The highest bridge located within the Lisbon city region, the Loureiro Viaduct (92 meters high) carries 6 lanes of traffic plus two shoulders across 5 prestressed concrete spans of 328 feet (100 mtrs) along with nearly a dozen approach spans. The piers are well shaped with the mass being reduced by a split in the pier two thirds of the way up. Located near Loureiro, the bridge was completed in 2003.
Located just a mile or south of Peso da Régua on the IP3 / A24, the Ponte Varosa (90 meters high) is a prestressed concreted beam bridge with two main spans of 328 feet (100 mtrs). Just another mile further south is Varosa’s near twin, the Ponte Balsemão (90 meters high). Since the Balsemão is upstream from the Varosa dam, the deck is only about 75 meters above a full reservoir.
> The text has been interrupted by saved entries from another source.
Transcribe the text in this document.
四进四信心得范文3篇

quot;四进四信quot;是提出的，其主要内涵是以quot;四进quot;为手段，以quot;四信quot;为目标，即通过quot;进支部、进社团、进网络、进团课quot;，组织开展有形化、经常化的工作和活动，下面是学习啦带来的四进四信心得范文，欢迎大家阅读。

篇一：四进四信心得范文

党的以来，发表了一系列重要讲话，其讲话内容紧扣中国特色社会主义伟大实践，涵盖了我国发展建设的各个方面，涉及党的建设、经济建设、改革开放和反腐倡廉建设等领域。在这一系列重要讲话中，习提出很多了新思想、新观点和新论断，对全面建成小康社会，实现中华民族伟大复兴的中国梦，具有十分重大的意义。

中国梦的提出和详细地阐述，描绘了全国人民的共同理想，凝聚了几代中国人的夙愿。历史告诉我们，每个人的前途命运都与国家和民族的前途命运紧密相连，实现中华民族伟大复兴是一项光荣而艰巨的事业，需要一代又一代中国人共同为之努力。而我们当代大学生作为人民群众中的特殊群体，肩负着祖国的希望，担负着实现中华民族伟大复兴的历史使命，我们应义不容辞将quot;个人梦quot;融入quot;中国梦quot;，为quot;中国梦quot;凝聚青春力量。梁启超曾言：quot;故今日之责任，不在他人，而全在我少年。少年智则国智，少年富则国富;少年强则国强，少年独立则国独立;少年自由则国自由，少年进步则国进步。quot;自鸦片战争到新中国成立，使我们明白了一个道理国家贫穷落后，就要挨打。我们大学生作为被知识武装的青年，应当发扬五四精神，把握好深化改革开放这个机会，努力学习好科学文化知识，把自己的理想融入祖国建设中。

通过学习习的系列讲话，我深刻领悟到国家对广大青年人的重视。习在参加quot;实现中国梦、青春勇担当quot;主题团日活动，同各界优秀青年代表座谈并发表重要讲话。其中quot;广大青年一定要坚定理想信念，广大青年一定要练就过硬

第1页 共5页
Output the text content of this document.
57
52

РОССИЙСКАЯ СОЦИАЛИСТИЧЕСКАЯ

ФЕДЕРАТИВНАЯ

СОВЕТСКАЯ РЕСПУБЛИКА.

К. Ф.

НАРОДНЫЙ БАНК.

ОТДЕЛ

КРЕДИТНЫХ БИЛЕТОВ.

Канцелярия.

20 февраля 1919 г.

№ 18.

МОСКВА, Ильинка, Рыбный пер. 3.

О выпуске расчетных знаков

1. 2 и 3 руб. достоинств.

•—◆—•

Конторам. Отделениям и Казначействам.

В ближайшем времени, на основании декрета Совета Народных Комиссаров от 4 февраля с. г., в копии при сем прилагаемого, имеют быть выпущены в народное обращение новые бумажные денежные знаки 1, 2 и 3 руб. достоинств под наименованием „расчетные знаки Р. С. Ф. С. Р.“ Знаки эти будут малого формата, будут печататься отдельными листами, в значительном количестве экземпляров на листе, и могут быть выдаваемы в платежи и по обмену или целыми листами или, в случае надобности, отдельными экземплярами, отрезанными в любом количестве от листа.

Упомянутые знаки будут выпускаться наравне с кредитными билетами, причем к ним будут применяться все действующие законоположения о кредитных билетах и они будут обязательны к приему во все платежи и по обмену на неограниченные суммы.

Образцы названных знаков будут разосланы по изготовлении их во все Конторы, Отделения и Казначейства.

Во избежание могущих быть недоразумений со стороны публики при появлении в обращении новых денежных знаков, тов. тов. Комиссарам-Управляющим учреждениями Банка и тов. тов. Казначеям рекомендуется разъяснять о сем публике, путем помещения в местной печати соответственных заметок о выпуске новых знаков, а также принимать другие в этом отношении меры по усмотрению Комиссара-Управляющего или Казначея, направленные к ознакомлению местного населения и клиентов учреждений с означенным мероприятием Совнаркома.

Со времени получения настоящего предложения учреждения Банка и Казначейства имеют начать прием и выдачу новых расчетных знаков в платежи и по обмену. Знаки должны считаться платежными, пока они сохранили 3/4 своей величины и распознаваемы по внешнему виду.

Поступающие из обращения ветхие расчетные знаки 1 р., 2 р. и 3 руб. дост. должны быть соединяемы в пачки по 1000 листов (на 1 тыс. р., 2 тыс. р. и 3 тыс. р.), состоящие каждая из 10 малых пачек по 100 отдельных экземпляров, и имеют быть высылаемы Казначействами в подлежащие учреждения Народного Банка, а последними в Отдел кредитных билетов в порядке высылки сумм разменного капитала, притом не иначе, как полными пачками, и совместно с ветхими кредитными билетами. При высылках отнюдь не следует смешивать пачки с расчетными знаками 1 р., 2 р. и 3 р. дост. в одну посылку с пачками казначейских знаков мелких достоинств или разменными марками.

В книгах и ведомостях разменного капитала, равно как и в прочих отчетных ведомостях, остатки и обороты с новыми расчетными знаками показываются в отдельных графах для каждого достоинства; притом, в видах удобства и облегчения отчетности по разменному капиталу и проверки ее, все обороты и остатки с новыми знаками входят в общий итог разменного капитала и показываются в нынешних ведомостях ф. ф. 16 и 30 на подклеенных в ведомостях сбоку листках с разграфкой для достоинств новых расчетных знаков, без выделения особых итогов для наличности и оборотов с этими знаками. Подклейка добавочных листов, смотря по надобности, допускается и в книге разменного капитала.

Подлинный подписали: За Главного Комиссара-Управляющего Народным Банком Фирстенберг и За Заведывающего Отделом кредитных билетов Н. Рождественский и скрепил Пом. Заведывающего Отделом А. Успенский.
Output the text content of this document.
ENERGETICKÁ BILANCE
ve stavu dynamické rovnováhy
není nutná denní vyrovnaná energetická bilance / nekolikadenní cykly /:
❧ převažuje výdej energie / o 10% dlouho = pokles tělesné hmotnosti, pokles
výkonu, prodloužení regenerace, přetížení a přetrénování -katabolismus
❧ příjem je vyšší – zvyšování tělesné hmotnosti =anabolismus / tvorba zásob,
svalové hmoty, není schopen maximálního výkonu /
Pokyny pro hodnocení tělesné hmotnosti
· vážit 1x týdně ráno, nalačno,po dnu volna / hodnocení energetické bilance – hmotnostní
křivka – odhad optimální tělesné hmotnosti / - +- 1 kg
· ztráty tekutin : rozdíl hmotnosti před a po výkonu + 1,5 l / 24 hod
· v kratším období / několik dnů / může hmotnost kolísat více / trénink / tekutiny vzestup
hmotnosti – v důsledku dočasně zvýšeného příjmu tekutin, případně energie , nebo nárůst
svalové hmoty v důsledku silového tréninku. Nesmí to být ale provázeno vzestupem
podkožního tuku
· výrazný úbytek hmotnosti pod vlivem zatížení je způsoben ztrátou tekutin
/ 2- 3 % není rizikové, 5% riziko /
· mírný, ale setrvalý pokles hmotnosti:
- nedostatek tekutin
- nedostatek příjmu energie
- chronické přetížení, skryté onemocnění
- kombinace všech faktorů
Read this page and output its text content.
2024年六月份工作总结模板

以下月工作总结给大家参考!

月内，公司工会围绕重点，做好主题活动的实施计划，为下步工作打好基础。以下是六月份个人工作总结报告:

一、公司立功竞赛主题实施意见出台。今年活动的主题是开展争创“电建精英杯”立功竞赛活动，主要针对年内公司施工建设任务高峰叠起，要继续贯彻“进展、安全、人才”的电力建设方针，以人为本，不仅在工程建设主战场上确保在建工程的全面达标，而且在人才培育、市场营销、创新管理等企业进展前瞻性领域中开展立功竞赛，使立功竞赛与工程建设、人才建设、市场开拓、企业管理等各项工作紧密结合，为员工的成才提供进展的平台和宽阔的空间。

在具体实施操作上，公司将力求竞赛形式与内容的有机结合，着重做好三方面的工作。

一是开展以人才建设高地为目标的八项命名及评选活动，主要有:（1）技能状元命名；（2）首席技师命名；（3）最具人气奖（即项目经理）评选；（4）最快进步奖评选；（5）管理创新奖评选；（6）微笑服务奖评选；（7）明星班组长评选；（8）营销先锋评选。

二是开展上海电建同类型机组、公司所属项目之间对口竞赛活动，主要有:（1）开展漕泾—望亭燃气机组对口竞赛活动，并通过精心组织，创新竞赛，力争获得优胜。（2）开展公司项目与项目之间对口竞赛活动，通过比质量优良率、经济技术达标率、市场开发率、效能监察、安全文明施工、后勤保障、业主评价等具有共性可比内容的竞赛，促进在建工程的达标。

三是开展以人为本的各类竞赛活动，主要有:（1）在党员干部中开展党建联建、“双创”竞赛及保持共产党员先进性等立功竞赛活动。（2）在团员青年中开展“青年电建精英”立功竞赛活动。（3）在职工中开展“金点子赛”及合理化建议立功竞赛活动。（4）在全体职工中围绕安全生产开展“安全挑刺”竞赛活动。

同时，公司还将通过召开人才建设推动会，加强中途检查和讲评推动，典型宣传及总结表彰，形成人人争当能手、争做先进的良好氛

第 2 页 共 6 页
The two main spans are also 328 feet (100 mtrs).
A simple 6-span prestressed beam bridge, the Ponte Ribeira de Alge (90 meters high) is the second of two towering bridges on Portugal’s IC8 highway. Located just west of Aldeia da Cruz and completed in 1993, the maximum span is 207 feet (63 mtrs). Portugal’s highest bridge ever, the Ponte Pedrógão Grande over the Rio Zêzere is located just 10 miles (16 kms) to the east and stands 492 feet (150 mtrs) high.
Completed in 2008 near Vila Pouca De Aguiar (90 meters high), this huge viaduct of the same name carries the IP3 / A24 across a wide valley on five main spans of approximately 427 feet (130 mtrs).
The Ponte Miguel Torga or Ponte Régua over the Rio Douro (85 meters high) is a nearly perfect prestressed concrete beam bridge with large piers that are grandiose and boastful with a curvy outer layer that tapers out at the top and bottom and appears removed from the concrete box girder it is supporting. With so many bridges vying for attention at the Peso da Régua waterfront, it was understandable that even the new IP3 / A24 crossing would have to be special. As the bridge crosses south over the Douro River, the spans become progressively larger with the last river span measuring 591 feet (180 mtrs) between piers.
High bridge fans should also take note of the equally high viaducts called the Corgo, Varosa and Balsemao just a mile north and south of the Régua bridge on the IP3 / A24.
A 5-span prestressed twin viaduct, the Ponte Rio Corgo (80 meters high) is on the new IP3 / A24 motorway in Portugal. The viaduct has a curving radius of 1,640 feet (500 mtrs) and 3 main spans of 476 feet (145 mtrs).